Referring to Fisher, the lawyers said: “This withdrawal of episcopal confidence leads us to believe that if ACU has not already lost its Catholic identity, it is on the verge of doing so.”

Given that ACU is a Catholic institution governed by canon law, the lawyers said, there were two ways to address the university’s identity crisis. The first would be to launch an “independent investigation” into ACU leaders’ actions in the past year. The second was to begin the process of removing the word “Catholic” from ACU’s name.

“For ACU to lose its Catholic status would be a grave loss for the whole Catholic community in Australia,” the lawyers said in the letter, which was accompanied by a five-page canonical analysis of the university’s situation.

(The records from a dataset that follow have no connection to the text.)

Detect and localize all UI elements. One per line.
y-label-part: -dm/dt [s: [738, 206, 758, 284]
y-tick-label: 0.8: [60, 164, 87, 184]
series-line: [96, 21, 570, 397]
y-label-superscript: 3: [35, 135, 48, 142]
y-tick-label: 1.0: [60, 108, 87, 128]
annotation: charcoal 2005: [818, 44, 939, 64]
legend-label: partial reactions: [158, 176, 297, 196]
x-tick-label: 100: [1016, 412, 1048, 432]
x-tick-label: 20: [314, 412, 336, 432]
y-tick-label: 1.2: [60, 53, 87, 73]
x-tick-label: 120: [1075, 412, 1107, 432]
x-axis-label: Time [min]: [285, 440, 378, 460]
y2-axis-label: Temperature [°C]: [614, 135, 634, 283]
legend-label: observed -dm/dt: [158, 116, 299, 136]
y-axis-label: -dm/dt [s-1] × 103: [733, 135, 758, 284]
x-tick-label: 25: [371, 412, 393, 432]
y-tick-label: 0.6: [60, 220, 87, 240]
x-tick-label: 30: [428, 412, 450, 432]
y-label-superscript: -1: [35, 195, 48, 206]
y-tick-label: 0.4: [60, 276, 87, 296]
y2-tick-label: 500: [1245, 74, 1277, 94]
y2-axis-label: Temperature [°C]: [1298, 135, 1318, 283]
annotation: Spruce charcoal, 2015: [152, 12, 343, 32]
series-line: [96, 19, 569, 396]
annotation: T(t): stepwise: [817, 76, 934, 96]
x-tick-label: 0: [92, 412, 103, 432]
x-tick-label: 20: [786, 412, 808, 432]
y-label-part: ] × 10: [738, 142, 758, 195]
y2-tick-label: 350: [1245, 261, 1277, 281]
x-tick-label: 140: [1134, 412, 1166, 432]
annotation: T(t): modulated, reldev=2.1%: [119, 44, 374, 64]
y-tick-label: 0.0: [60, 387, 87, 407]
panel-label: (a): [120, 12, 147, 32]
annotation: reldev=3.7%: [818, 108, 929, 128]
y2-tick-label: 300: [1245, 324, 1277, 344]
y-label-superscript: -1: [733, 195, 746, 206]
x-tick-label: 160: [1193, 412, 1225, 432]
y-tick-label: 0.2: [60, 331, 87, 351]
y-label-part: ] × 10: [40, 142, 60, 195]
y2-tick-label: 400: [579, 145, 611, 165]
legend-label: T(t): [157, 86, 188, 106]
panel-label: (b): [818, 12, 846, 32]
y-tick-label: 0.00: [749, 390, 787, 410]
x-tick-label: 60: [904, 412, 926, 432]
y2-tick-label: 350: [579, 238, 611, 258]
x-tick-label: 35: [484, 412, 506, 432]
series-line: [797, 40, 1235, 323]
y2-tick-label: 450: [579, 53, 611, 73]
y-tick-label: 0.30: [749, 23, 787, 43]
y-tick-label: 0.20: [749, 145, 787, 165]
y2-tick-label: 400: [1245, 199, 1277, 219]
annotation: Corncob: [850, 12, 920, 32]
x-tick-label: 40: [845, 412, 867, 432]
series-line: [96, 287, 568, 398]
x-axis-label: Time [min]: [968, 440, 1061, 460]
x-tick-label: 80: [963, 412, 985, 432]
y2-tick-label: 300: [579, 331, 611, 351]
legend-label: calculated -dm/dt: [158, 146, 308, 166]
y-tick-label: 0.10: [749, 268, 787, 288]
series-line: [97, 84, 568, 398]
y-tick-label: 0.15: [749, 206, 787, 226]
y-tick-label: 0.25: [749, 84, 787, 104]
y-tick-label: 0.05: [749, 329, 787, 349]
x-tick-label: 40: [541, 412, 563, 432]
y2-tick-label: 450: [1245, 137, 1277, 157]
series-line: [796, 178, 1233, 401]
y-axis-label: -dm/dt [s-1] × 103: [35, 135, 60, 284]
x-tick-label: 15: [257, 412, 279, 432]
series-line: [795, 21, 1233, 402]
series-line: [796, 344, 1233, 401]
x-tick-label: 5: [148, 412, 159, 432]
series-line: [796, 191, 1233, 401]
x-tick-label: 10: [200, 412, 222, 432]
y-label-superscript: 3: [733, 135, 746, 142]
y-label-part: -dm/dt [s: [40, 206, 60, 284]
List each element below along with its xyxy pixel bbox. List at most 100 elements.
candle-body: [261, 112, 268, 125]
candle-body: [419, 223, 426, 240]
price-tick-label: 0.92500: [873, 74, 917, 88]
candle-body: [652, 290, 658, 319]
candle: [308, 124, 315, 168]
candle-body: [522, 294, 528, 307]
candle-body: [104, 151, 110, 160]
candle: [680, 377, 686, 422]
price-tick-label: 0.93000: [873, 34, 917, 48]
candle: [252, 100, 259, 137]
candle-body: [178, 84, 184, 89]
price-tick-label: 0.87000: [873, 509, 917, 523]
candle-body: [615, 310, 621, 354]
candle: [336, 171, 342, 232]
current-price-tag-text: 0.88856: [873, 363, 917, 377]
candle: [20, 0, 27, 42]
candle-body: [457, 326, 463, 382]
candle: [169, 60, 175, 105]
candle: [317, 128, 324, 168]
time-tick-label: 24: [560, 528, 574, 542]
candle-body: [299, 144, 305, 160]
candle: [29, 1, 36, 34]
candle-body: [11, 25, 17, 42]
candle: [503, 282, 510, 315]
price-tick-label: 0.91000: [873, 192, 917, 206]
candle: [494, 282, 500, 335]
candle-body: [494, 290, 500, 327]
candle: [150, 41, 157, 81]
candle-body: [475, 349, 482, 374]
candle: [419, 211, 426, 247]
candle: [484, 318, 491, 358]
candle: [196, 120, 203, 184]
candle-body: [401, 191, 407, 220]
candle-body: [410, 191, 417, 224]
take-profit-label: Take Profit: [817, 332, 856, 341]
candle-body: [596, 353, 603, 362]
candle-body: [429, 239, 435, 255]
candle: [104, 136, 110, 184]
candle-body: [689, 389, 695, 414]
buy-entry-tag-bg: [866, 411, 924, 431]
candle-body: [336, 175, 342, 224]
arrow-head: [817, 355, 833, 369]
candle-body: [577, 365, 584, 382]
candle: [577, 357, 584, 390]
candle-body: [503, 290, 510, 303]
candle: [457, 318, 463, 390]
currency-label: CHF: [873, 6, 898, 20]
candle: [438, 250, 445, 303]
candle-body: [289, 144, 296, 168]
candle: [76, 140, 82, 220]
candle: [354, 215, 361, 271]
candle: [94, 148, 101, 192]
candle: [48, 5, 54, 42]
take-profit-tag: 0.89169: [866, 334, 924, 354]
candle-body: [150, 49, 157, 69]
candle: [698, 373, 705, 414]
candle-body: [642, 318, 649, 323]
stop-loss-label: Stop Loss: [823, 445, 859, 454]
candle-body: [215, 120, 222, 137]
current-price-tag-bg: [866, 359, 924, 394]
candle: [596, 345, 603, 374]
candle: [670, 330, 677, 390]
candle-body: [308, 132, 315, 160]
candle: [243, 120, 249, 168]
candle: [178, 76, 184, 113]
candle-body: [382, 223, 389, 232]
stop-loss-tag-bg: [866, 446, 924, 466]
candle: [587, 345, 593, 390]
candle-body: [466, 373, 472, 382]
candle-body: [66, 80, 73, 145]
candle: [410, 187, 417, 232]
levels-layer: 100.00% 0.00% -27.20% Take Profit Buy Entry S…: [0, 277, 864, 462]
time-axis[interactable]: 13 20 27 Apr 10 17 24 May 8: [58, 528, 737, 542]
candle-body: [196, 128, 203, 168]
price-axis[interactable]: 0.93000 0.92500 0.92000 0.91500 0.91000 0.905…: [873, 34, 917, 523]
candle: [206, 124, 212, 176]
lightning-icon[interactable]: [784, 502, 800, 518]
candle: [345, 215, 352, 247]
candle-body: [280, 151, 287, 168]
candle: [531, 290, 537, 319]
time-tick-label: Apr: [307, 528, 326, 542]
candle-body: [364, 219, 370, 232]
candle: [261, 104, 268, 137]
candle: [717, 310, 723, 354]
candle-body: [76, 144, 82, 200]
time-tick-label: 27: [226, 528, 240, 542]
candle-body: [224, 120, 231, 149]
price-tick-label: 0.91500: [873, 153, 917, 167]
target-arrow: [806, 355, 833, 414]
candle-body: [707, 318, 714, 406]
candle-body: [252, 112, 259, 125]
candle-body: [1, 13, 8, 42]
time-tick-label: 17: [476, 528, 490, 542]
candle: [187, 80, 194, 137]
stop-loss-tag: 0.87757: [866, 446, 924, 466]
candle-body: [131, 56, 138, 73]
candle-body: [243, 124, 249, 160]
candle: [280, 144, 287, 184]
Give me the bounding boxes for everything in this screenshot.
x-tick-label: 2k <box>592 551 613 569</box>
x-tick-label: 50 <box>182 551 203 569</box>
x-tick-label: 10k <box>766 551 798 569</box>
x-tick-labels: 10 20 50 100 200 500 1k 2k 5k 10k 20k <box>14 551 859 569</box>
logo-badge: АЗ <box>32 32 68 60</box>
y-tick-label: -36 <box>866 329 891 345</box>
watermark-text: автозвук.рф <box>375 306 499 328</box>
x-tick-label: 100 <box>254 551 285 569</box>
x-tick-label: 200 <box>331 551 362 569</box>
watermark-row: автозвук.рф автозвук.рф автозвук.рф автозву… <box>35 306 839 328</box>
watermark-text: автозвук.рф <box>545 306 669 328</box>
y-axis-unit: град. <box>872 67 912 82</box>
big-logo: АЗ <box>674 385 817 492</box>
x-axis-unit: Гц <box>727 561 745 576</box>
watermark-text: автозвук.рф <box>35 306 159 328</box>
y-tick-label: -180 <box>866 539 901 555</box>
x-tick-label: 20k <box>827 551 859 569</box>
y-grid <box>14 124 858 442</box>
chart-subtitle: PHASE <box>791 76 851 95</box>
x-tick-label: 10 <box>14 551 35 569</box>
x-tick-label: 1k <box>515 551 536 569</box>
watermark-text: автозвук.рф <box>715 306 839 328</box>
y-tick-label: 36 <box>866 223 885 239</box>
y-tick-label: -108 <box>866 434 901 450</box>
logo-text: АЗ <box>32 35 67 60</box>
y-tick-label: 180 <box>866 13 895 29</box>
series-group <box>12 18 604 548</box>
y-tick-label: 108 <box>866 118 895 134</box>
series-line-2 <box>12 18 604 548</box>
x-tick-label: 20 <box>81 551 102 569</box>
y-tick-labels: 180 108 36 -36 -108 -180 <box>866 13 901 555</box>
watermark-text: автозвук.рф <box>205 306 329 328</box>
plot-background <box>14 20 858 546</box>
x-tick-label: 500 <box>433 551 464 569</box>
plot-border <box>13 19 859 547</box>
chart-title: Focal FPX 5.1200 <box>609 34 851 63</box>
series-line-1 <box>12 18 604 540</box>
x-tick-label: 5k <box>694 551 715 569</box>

“We all hope that this extreme course of action can be avoided, and we feel confident that all members of the corporation and the senate will also wish to avoid it.”

The ACU’s leadership, meanwhile, does not seem to have addressed the controversy publicly. But it would likely reject claims it is distancing itself from the Church, given the strong emphasis on the university’s Catholic identity in publicity materials.

What’s next?

Commentators present the Dec. 5 senate meeting as a potentially significant moment in the debate over ACU’s Catholic identity.

The Australian newspaper suggested that if the senate approved a new term for vice-chancellor Skrbis it would be “the ultimate up-yours to the Catholic Church.” It forecast that the “compliant” 18-member body would wave the reappointment through.

But despite the media focus on Skrbis, the issues swirling around ACU seem larger than any individual.

Strong economic headwinds are buffeting many universities, including Catholic institutions. Catholic universities in highly secularized Western countries face an additional pressure to dilute their identities. Consider how the Catholic University of Louvain sharply criticized Pope Francis’ remarks on women during his September visit to Belgium.

In a January address to Catholic university representatives, the pope lamented that education was seen as a business, with “great impersonal economic systems … investing in schools and universities as they do in the stock market.”

Catholic universities, he said, “must show that they are of a different nature and act in accordance with a different mindset.”

He urged them to embrace “a shared search for truth, a greater horizon of meaning, lived out in a community of knowledge where the liberality of love is palpable.”

Events at ACU show the difficulty of putting the pope’s vision into practice. But it is far from the only Catholic institution facing this struggle.